The mountain gorilla, who was around 25 years-old and the leader of the Nkoringo group, was reported missing at the beginning of the month. Now, the Uganda Wildlife Authority has confirmed that rangers found his body, with an initial analysis showing he was killed deliberately with a sharp object.

Four men have already been arrested in connection with the killing, though the circumstances are still being investigated. Gorilla Organization staff in Uganda have reported that communities around the gorilla habitat are becoming increasingly desperate as the local economy slows. Growing numbers may start turning to poaching and this rise in opportunistic hunters places gorillas at even greater risk than normal.

Gorilla Organization Director Jillian Miller said: “We are all so distraught to hear of Rafiki’s death. He was one of the most charismatic and famous of all Uganda’s mountain gorillas, and his fame helped highlight both the strength and the vulnerability of these creatures. It is important that a full and thorough investigation is required, and that lessons are learned. If the economic impact of the COVID-19 pandemic is pushing people into the forests out of desperation, then our response needs to reflect this, with an emphasis on helping communities as well as on strict law enforcement.”

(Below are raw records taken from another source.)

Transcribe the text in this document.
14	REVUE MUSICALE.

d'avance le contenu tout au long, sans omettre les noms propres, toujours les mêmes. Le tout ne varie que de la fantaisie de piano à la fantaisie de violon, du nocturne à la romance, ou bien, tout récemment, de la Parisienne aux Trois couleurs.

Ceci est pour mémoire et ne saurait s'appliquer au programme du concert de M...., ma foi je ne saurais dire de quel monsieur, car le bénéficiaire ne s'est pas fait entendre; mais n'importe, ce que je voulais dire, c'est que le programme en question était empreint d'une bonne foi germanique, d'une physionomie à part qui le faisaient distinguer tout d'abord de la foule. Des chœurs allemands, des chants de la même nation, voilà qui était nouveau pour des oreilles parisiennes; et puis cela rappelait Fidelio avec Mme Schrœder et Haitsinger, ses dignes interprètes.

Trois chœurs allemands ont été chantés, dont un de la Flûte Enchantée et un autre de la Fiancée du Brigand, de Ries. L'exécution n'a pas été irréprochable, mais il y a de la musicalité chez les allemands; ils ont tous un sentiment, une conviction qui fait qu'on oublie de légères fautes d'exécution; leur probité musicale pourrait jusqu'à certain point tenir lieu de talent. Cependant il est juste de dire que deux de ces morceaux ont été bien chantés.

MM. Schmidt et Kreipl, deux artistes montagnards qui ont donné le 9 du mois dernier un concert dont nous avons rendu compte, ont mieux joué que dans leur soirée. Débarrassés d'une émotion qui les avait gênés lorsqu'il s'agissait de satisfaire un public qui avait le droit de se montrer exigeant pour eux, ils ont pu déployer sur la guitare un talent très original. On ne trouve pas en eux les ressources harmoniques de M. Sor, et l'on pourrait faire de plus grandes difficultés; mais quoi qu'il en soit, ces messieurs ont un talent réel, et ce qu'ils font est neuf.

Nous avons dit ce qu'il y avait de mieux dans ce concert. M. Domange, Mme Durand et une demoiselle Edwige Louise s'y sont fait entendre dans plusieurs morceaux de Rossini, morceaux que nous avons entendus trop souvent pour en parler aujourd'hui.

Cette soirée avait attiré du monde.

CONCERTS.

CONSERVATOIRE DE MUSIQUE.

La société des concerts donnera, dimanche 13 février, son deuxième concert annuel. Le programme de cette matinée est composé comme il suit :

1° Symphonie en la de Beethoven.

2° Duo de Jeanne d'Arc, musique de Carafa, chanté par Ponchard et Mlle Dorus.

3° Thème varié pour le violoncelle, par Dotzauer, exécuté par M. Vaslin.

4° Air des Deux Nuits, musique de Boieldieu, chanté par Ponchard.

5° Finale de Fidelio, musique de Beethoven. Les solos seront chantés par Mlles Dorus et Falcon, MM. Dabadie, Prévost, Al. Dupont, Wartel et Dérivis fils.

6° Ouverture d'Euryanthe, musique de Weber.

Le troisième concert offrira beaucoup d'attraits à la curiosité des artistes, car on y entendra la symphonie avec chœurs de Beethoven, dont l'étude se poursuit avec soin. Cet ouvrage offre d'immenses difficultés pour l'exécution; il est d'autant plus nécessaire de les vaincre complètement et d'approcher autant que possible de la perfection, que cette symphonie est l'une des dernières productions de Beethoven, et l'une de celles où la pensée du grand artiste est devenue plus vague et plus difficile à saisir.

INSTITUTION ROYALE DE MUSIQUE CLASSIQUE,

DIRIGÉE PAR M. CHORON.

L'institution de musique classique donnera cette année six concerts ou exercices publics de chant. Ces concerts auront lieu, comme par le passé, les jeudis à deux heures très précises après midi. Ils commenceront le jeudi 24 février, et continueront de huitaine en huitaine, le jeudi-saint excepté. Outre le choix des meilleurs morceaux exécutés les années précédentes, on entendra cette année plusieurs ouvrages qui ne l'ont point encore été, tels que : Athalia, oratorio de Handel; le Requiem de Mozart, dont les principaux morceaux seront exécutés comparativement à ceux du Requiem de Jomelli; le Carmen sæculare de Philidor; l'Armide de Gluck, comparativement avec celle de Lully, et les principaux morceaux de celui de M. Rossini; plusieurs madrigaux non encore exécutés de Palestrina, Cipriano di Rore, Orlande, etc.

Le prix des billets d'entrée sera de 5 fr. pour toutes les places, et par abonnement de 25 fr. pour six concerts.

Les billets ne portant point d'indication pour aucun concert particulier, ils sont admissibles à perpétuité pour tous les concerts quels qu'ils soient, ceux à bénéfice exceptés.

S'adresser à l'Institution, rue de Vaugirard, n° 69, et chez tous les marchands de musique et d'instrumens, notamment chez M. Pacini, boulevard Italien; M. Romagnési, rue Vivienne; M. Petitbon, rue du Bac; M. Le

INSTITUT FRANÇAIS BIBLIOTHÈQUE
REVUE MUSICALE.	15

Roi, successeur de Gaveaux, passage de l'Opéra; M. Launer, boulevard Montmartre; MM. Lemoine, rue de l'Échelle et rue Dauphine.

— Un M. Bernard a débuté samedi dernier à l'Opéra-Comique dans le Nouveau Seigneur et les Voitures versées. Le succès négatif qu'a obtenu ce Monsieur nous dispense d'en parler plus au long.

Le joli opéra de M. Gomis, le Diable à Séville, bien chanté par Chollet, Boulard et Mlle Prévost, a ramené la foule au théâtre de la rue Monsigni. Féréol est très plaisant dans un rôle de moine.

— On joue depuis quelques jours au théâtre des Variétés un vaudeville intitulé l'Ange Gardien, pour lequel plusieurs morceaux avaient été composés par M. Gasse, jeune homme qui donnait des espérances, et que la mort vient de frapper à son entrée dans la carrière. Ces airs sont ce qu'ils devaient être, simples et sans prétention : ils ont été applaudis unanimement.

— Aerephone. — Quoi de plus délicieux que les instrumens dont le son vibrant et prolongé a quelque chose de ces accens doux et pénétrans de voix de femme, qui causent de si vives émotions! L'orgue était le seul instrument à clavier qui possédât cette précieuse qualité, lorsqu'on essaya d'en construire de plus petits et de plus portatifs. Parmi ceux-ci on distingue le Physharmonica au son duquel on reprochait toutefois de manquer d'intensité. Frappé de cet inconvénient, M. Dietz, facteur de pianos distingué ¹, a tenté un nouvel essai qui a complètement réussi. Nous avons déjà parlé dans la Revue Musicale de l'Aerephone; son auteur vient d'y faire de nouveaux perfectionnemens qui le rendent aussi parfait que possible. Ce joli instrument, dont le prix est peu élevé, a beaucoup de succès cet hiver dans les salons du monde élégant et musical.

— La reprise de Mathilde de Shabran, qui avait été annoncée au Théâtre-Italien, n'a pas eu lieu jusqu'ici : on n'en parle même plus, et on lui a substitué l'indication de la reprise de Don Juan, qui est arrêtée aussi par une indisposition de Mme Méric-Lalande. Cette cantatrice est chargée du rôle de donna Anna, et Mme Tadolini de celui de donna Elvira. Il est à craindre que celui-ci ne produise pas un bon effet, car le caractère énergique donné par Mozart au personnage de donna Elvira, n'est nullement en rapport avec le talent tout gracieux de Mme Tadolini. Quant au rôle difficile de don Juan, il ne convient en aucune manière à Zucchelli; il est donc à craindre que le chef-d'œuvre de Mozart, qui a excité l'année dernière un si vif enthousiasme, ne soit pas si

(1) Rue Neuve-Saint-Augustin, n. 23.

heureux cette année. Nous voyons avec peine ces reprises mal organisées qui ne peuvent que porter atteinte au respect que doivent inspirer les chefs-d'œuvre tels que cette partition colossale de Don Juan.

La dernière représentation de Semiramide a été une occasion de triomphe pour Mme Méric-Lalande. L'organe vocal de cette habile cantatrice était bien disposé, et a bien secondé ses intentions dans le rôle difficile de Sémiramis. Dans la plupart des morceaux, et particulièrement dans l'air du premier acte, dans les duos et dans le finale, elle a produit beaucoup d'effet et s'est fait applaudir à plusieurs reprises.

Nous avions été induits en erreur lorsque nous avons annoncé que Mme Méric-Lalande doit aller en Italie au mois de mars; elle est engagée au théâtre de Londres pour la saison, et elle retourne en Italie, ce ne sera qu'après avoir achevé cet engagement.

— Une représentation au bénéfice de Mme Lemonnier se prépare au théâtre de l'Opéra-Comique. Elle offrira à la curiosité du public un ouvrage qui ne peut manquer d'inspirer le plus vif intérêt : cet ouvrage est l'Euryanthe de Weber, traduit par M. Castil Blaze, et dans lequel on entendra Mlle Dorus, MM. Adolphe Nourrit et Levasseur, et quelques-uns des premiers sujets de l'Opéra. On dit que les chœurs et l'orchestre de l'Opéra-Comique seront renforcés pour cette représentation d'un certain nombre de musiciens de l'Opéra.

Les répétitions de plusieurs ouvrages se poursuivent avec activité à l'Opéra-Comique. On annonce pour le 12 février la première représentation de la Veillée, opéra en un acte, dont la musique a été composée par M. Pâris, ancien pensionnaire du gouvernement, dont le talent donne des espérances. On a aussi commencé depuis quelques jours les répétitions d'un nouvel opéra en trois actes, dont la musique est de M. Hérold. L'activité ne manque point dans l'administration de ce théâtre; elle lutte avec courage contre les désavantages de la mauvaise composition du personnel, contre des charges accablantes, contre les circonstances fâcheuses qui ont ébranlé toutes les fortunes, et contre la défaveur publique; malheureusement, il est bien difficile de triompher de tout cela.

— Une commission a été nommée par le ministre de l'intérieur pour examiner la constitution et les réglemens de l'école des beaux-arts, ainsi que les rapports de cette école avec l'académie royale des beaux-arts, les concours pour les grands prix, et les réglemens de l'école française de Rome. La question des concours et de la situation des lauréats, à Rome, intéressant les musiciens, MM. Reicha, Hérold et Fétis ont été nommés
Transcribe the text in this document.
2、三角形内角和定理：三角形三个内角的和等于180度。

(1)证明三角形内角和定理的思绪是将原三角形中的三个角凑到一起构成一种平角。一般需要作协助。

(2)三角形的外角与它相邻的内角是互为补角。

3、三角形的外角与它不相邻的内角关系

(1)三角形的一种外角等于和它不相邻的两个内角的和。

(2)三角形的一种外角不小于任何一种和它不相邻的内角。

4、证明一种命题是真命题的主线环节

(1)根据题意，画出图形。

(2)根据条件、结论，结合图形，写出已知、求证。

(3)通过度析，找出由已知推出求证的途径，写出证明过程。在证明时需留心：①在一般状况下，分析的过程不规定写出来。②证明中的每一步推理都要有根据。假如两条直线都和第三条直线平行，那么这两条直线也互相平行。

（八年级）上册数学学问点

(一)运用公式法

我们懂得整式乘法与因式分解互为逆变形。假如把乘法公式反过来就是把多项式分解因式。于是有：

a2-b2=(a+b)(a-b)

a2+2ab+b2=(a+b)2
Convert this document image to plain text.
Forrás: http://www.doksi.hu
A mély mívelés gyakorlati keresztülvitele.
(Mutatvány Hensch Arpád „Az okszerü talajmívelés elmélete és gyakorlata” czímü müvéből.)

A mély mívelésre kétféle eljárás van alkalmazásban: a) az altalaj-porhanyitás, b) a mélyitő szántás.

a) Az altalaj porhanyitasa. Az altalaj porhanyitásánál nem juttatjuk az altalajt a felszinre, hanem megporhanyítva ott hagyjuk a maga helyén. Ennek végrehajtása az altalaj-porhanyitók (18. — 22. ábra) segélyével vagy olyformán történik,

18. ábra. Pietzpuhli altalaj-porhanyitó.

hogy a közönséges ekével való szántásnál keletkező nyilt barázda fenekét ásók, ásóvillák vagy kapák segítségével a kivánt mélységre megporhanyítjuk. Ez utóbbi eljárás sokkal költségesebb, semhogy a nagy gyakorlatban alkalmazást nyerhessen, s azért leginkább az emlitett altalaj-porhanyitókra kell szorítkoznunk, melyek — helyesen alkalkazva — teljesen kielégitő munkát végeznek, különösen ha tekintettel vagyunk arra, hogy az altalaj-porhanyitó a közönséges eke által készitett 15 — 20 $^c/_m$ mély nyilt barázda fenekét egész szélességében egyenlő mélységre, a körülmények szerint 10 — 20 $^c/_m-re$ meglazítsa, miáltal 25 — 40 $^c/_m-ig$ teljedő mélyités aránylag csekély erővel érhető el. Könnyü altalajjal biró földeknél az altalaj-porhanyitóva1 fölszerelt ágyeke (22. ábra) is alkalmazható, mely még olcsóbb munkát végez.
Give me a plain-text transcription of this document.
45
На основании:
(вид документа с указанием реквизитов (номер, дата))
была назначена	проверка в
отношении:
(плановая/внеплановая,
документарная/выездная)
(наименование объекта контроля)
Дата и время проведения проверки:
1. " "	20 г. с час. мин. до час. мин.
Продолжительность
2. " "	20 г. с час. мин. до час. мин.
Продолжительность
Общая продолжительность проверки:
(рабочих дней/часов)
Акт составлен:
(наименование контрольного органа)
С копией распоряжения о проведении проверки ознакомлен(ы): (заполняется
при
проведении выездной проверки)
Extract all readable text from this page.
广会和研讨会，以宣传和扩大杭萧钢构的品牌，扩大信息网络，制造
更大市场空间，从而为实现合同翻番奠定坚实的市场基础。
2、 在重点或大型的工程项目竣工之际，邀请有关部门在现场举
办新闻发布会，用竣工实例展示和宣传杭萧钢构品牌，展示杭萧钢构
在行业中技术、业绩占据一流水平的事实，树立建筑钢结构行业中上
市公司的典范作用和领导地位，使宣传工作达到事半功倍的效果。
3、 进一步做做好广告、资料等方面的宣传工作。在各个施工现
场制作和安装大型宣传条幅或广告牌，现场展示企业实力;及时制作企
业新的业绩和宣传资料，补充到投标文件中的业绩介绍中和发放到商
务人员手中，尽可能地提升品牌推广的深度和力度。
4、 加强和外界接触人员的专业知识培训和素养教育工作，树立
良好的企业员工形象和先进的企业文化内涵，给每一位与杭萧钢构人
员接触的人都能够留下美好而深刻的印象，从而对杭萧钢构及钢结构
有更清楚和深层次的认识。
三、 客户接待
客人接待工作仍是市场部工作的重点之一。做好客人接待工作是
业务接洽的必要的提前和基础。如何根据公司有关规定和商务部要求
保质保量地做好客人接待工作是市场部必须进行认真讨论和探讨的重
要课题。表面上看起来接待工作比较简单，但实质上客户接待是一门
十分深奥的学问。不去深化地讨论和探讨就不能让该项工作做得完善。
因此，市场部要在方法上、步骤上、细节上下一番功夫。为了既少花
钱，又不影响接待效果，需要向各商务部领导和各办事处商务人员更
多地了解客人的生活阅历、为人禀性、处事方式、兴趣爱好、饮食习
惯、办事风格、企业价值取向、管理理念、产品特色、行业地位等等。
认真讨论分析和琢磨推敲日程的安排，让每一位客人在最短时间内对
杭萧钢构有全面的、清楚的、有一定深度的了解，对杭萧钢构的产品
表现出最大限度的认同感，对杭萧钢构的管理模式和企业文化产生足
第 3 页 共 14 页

The Nkoringo group was the first gorilla family living in the southern section of the Bwindi National Park to be habituated. Over the years, they became increasingly tolerant of humans and even became famous for their habit of walking around the grounds of tourist hotels.

Under Rafiki’s leadership, the group grew to 19 members. Now, without their silverback, the Nkoringo group could break up, leaving its members vulnerable. There is also a risk that an unhabituated silverback could step in, meaning tourists could no longer visit the gorillas.